DVDs In Brief: August 25, 2010

Jennifer Lopez abandoned film for four years to do whatever it is she does these days, only to return with The Back-Up Plan (Sony), a muddled romantic comedy about a dynamic young single woman who gets artificially inseminated just before she meets the man of her dreams. The two must then figure out how to balance their blossoming relationship with the heavy-duty responsibilities of parenthood, leading the film to morph gradually from a glib romantic comedy to a leaden relationship drama…

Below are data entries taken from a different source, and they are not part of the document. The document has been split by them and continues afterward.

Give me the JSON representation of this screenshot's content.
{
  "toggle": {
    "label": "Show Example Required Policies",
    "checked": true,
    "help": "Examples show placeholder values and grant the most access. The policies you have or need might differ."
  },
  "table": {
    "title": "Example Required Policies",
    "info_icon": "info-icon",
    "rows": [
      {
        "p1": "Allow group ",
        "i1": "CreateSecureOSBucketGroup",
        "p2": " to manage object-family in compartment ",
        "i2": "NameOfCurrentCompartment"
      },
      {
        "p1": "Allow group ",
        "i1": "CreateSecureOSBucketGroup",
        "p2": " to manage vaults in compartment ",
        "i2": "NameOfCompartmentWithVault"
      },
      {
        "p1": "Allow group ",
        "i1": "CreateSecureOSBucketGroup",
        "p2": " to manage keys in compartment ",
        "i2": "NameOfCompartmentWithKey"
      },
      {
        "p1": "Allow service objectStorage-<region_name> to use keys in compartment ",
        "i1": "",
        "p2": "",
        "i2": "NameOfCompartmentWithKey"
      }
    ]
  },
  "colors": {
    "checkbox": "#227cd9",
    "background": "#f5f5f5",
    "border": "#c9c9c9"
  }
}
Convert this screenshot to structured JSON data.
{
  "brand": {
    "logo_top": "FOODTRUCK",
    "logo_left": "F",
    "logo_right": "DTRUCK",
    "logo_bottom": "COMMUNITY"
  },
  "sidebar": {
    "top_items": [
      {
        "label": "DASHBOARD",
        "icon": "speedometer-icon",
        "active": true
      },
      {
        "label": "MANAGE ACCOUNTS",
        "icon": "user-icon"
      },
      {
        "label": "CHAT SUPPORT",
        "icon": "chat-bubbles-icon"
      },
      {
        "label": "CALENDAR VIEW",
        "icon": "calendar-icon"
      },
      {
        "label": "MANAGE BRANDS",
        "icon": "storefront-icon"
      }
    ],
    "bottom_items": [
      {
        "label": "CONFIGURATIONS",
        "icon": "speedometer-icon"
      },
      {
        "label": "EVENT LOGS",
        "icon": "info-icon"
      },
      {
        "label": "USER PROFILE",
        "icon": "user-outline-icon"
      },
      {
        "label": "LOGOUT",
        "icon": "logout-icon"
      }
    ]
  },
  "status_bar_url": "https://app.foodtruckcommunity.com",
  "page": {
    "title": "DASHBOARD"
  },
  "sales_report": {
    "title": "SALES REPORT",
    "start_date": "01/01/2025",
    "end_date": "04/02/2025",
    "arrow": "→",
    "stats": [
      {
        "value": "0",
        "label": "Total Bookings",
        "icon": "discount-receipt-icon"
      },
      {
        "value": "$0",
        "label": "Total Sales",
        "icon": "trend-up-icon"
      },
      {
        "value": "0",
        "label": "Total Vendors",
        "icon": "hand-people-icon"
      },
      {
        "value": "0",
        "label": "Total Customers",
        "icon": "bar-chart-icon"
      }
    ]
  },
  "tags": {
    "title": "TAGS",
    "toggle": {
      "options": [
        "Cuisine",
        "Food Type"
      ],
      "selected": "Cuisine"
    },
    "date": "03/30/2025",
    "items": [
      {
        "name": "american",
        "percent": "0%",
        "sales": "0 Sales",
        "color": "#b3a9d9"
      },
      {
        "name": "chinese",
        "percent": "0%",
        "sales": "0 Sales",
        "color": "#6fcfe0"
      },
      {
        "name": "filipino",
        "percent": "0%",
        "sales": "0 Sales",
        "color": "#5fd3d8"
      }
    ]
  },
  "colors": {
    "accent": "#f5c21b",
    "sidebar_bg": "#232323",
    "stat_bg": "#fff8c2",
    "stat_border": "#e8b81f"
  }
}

Much of the appeal of the solid, gritty Australian noir The Square (Apparition) comes from the understated way it handles its action. It’s essentially yet another bad-decision movie, in which a construction supervisor engaged in an affair with a thug’s wife takes her advice and steals the thug’s money, with unexpected consequences leading to cascading and ever-growing problems. But first-time director Nash Edgerton keeps the action small and quiet, ramping up the tension via strong performances instead of big, broad gestures…

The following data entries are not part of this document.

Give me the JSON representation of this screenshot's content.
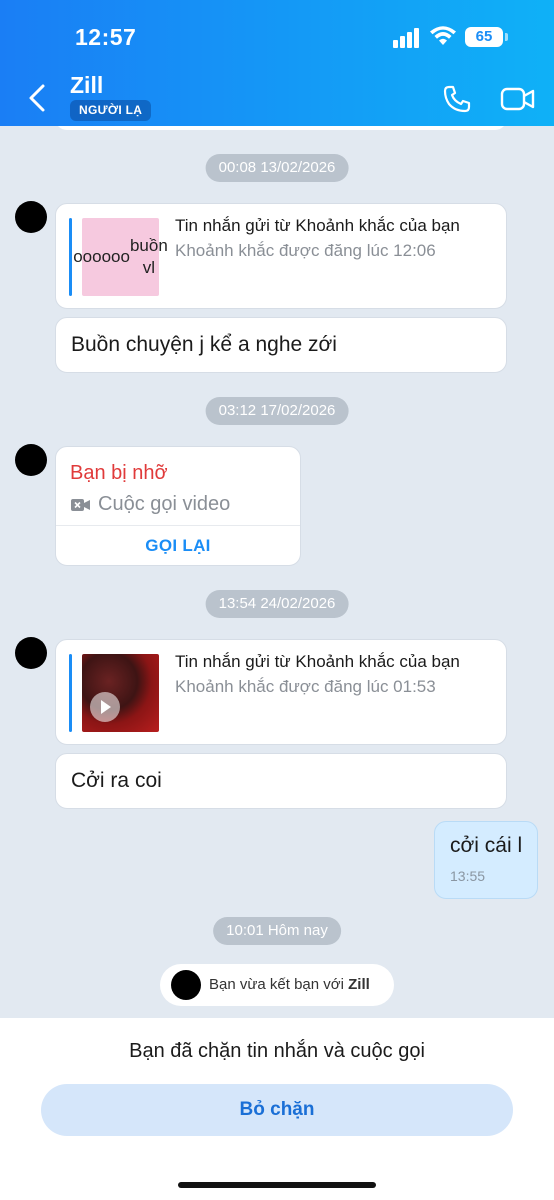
{
  "status_bar": {
    "time": "12:57",
    "battery": "65"
  },
  "header": {
    "contact_name": "Zill",
    "badge": "NGƯỜI LẠ"
  },
  "chat": {
    "timestamps": [
      "00:08 13/02/2026",
      "03:12 17/02/2026",
      "13:54 24/02/2026",
      "10:01 Hôm nay"
    ],
    "moment_1": {
      "thumb_text": "oooooo buồn vl",
      "title": "Tin nhắn gửi từ Khoảnh khắc của bạn",
      "subtitle": "Khoảnh khắc được đăng lúc 12:06"
    },
    "message_1": "Buồn chuyện j kể a nghe zới",
    "missed_call": {
      "title": "Bạn bị nhỡ",
      "subtitle": "Cuộc gọi video",
      "callback": "GỌI LẠI"
    },
    "moment_2": {
      "title": "Tin nhắn gửi từ Khoảnh khắc của bạn",
      "subtitle": "Khoảnh khắc được đăng lúc 01:53"
    },
    "message_2": "Cởi ra coi",
    "outgoing": {
      "text": "cởi cái l",
      "time": "13:55"
    },
    "friend_notice": {
      "prefix": "Bạn vừa kết bạn với ",
      "name": "Zill"
    }
  },
  "blocked": {
    "text": "Bạn đã chặn tin nhắn và cuộc gọi",
    "unblock_label": "Bỏ chặn"
  },
  "colors": {
    "header_start": "#1a7ef5",
    "header_end": "#0fb1f7",
    "accent": "#1a8df6",
    "missed": "#e03a3a"
  }
}
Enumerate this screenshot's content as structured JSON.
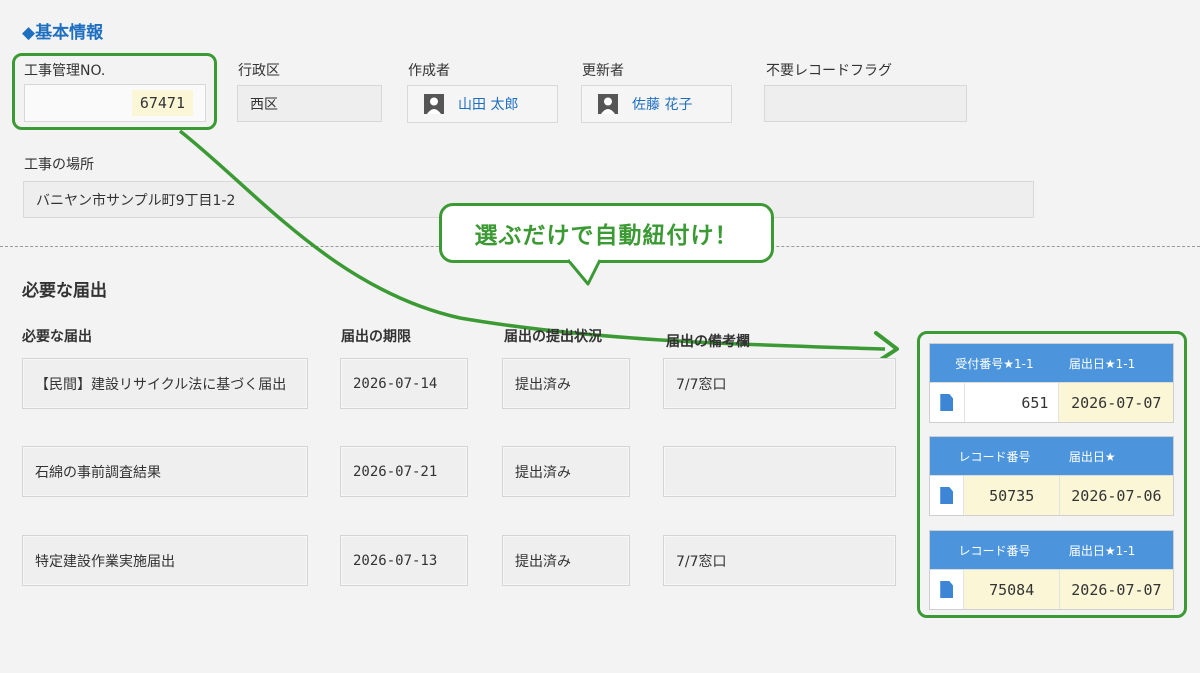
{
  "basic_info": {
    "title": "◆基本情報",
    "construction_no_label": "工事管理NO.",
    "construction_no_value": "67471",
    "ward_label": "行政区",
    "ward_value": "西区",
    "creator_label": "作成者",
    "creator_value": "山田 太郎",
    "updater_label": "更新者",
    "updater_value": "佐藤 花子",
    "unneeded_flag_label": "不要レコードフラグ",
    "unneeded_flag_value": "",
    "location_label": "工事の場所",
    "location_value": "バニヤン市サンプル町9丁目1-2"
  },
  "callout": {
    "text": "選ぶだけで自動紐付け！"
  },
  "notifications": {
    "section_title": "必要な届出",
    "columns": [
      "必要な届出",
      "届出の期限",
      "届出の提出状況",
      "届出の備考欄"
    ],
    "rows": [
      {
        "name": "【民間】建設リサイクル法に基づく届出",
        "deadline": "2026-07-14",
        "status": "提出済み",
        "note": "7/7窓口"
      },
      {
        "name": "石綿の事前調査結果",
        "deadline": "2026-07-21",
        "status": "提出済み",
        "note": ""
      },
      {
        "name": "特定建設作業実施届出",
        "deadline": "2026-07-13",
        "status": "提出済み",
        "note": "7/7窓口"
      }
    ]
  },
  "linked_records": [
    {
      "col1_header": "受付番号★1-1",
      "col2_header": "届出日★1-1",
      "number": "651",
      "date": "2026-07-07"
    },
    {
      "col1_header": "レコード番号",
      "col2_header": "届出日★",
      "number": "50735",
      "date": "2026-07-06"
    },
    {
      "col1_header": "レコード番号",
      "col2_header": "届出日★1-1",
      "number": "75084",
      "date": "2026-07-07"
    }
  ],
  "icons": {
    "user": "user-avatar-icon",
    "document": "document-icon"
  },
  "colors": {
    "accent_green": "#3c9a34",
    "heading_blue": "#1f6fc1",
    "table_header_blue": "#4c95dd"
  }
}
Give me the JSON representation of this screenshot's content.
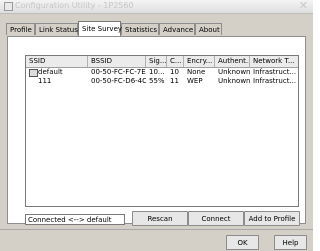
{
  "window": {
    "title": "Configuration Utility - 1P2560",
    "close_symbol": "✕"
  },
  "tabs": [
    {
      "label": "Profile"
    },
    {
      "label": "Link Status"
    },
    {
      "label": "Site Survey",
      "active": true
    },
    {
      "label": "Statistics"
    },
    {
      "label": "Advance"
    },
    {
      "label": "About"
    }
  ],
  "table": {
    "columns": [
      "SSID",
      "BSSID",
      "Sig...",
      "C...",
      "Encry...",
      "Authent...",
      "Network T..."
    ],
    "rows": [
      {
        "ssid": "default",
        "bssid": "00-50-FC-FC-7E-...",
        "signal": "10...",
        "channel": "10",
        "encryption": "None",
        "auth": "Unknown",
        "network": "Infrastruct...",
        "connected": true
      },
      {
        "ssid": "111",
        "bssid": "00-50-FC-D6-4C...",
        "signal": "55%",
        "channel": "11",
        "encryption": "WEP",
        "auth": "Unknown",
        "network": "Infrastruct...",
        "connected": false
      }
    ]
  },
  "status": "Connected <--> default",
  "buttons": {
    "rescan": "Rescan",
    "connect": "Connect",
    "add_profile": "Add to Profile",
    "ok": "OK",
    "help": "Help"
  },
  "icons": {
    "title": "app-icon",
    "row": "connected-station-icon"
  }
}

Writer-director Raymond De Felitta showed a talent for accessible, low-key indie character studies with the 2000 sleeper hit Two Family House, and though his latest effort, City Island (Anchor Bay) enjoyed the same success in theaters, it’s busier and less satisfying. The title refers to a tiny, water-rimmed outpost of the Bronx, which De Felitta crams with enough secrets for a week’s worth of Days Of Our Lives episodes…

In the decades since his Night Of The Living Dead set the standard for the genre, director George Romero has returned to the zombie movie regularly, always in pointed response to the political and social issues of the day. Lately, though, he’s been turning out “Dead” movies left and right, but they’re born less of urgency than force of habit. Romero hits bottom with Survival Of The Dead (Magnolia), a slick but toothless film that places the zombies in the middle of a generations-old family feud…

With a title that refers to an Arab ghetto in Tel Aviv where the action begins, the stellar Academy Award-nominated drama Ajami (Kino) threads various narrative strands in the overly familiar everything-is-connected style. But it’s a stirring portrait of a neighborhood where Jews and Palestinians have lived side-by-side for generations.